Hive – Hadoop merged file

I have run a map job with only 674 mappers, and hive has generated 674 .gz files, and I want to merge these files into 30-35 files. Pass Do not get the merged output, try the hive megre mapfilse attribute
try to use the TEZ execution engine, and then use hive.merge.tezfiles .You may also want to specify the size.

set hive.execution.engine=tez; - TEZ execution engine
set hive.merge.tezfiles= true; - Notifying that merge step is required
set hive.merge.smallfiles.avgsize=128000000; --128MB
set hive.merge.size.per.task=128000000; - 128MB

If you want to use the MR engine, then add the following settings (I haven't tried it myself)

set hive.merge.mapredfiles=true; - Notifying that merge step is required
set hive.merge.smallfiles.avgsize=128000000; --128MB
set hive.merge.size.per.task=128000000; - 128MB

above The setting will generate a merge file step, the size of each part file should be 128MB.

Reference:

> Settings description

I have run a map job with only 674 mappers, in which hive generated 674 .gz files, I want to merge these files into 30-35 files. By not getting the merged output, I tried hive megre mapfilse attribute

Try to use the TEZ execution engine, and then use hive.merge.tezfiles. You You may also want to specify the size.

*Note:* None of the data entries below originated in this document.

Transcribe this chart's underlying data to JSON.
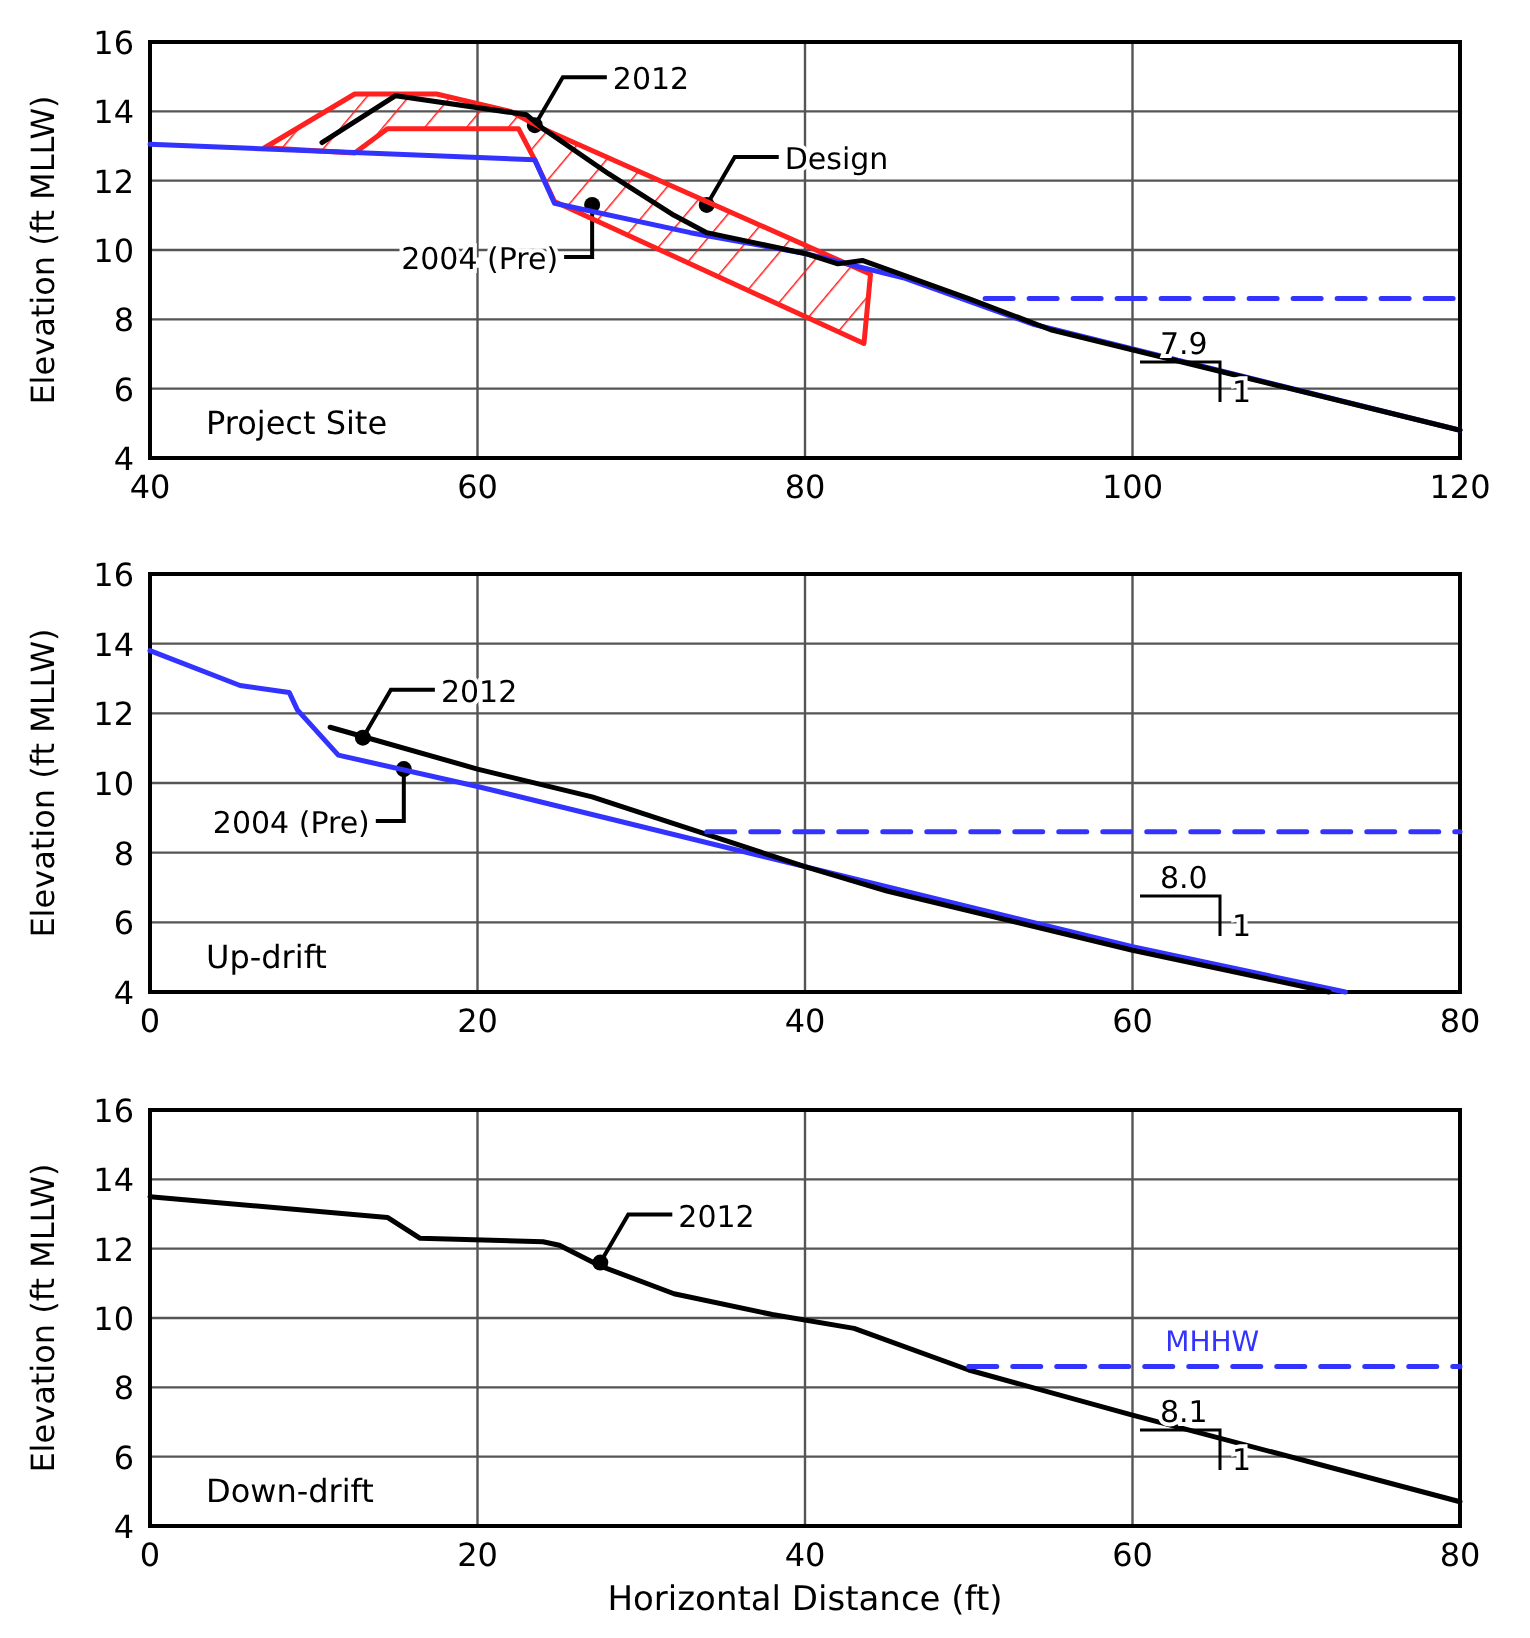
{
  "chart_data": [
    {
      "type": "line",
      "title": "Project Site",
      "ylabel": "Elevation (ft MLLW)",
      "xlim": [
        40,
        120
      ],
      "xticks": [
        40,
        60,
        80,
        100,
        120
      ],
      "ylim": [
        4,
        16
      ],
      "yticks": [
        4,
        6,
        8,
        10,
        12,
        14,
        16
      ],
      "grid": true,
      "series": [
        {
          "color": "#ff2020",
          "type": "area",
          "x": [
            47,
            52.5,
            57.5,
            62,
            64,
            84,
            83.6,
            64.7,
            63.5,
            62.5,
            54.5,
            52.5,
            47
          ],
          "values": [
            12.95,
            14.5,
            14.5,
            14,
            13.5,
            9.3,
            7.3,
            11.4,
            12.6,
            13.5,
            13.5,
            12.8,
            12.95
          ]
        },
        {
          "color": "#3333ff",
          "x": [
            40,
            63.5,
            64.7,
            73,
            80,
            86,
            94,
            120
          ],
          "values": [
            13.05,
            12.6,
            11.35,
            10.5,
            9.9,
            9.2,
            7.85,
            4.8
          ]
        },
        {
          "color": "#000000",
          "x": [
            50.5,
            55,
            63,
            64,
            68,
            72,
            74,
            80,
            82,
            83.5,
            90,
            95,
            120
          ],
          "values": [
            13.1,
            14.45,
            13.9,
            13.5,
            12.2,
            11,
            10.5,
            9.9,
            9.6,
            9.7,
            8.6,
            7.7,
            4.8
          ]
        },
        {
          "color": "#3333ff",
          "line_style": "dashed",
          "x": [
            91,
            120
          ],
          "values": [
            8.6,
            8.6
          ]
        }
      ],
      "annotations": [
        {
          "text": "2012",
          "x": 63.5,
          "y": 13.6
        },
        {
          "text": "2004 (Pre)",
          "x": 67,
          "y": 11.3
        },
        {
          "text": "Design",
          "x": 74,
          "y": 11.3
        },
        "7.9",
        "1"
      ]
    },
    {
      "type": "line",
      "title": "Up-drift",
      "ylabel": "Elevation (ft MLLW)",
      "xlim": [
        0,
        80
      ],
      "xticks": [
        0,
        20,
        40,
        60,
        80
      ],
      "ylim": [
        4,
        16
      ],
      "yticks": [
        4,
        6,
        8,
        10,
        12,
        14,
        16
      ],
      "grid": true,
      "series": [
        {
          "color": "#3333ff",
          "x": [
            0,
            5.5,
            8.5,
            9,
            11.5,
            20,
            40,
            60,
            73
          ],
          "values": [
            13.8,
            12.8,
            12.6,
            12.1,
            10.8,
            9.9,
            7.6,
            5.3,
            4
          ]
        },
        {
          "color": "#000000",
          "x": [
            11,
            20,
            27,
            40,
            45,
            60,
            72
          ],
          "values": [
            11.6,
            10.4,
            9.6,
            7.6,
            6.9,
            5.2,
            4
          ]
        },
        {
          "color": "#3333ff",
          "line_style": "dashed",
          "x": [
            34,
            80
          ],
          "values": [
            8.6,
            8.6
          ]
        }
      ],
      "annotations": [
        {
          "text": "2012",
          "x": 13,
          "y": 11.3
        },
        {
          "text": "2004 (Pre)",
          "x": 15.5,
          "y": 10.4
        },
        "8.0",
        "1"
      ]
    },
    {
      "type": "line",
      "title": "Down-drift",
      "xlabel": "Horizontal Distance (ft)",
      "ylabel": "Elevation (ft MLLW)",
      "xlim": [
        0,
        80
      ],
      "xticks": [
        0,
        20,
        40,
        60,
        80
      ],
      "ylim": [
        4,
        16
      ],
      "yticks": [
        4,
        6,
        8,
        10,
        12,
        14,
        16
      ],
      "grid": true,
      "series": [
        {
          "color": "#000000",
          "x": [
            0,
            14.5,
            16.5,
            24,
            25,
            27.5,
            32,
            38,
            43,
            50,
            60,
            80
          ],
          "values": [
            13.5,
            12.9,
            12.3,
            12.2,
            12.1,
            11.5,
            10.7,
            10.1,
            9.7,
            8.5,
            7.2,
            4.7
          ]
        },
        {
          "name": "MHHW",
          "color": "#3333ff",
          "line_style": "dashed",
          "x": [
            50,
            80
          ],
          "values": [
            8.6,
            8.6
          ]
        }
      ],
      "annotations": [
        {
          "text": "2012",
          "x": 27.5,
          "y": 11.6
        },
        "8.1",
        "1"
      ]
    }
  ]
}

set hive.execution.engine=tez; - TEZ execution engine
set hive.merge.tezfiles=true; - Notifying that merge step is required
set hive.merge.smallfiles.avgsize=128000000; --128MB
set hive.merge.size.per.task=128000000; - 128MB

If you want to use the MR engine, then add the following settings (I haven't tried it myself)

set hive.merge.mapredfiles=true; - Notifying that merge step is required
set hive.merge.smallfiles.avgsize=128000000; --128MB
set hive.merge.size.per.task=128000000; - 128MB

The above setting Steps to generate a combined file, the size of each part file should be 128MB.

Reference:

> Settings description

Leave a Comment

Your email address will not be published.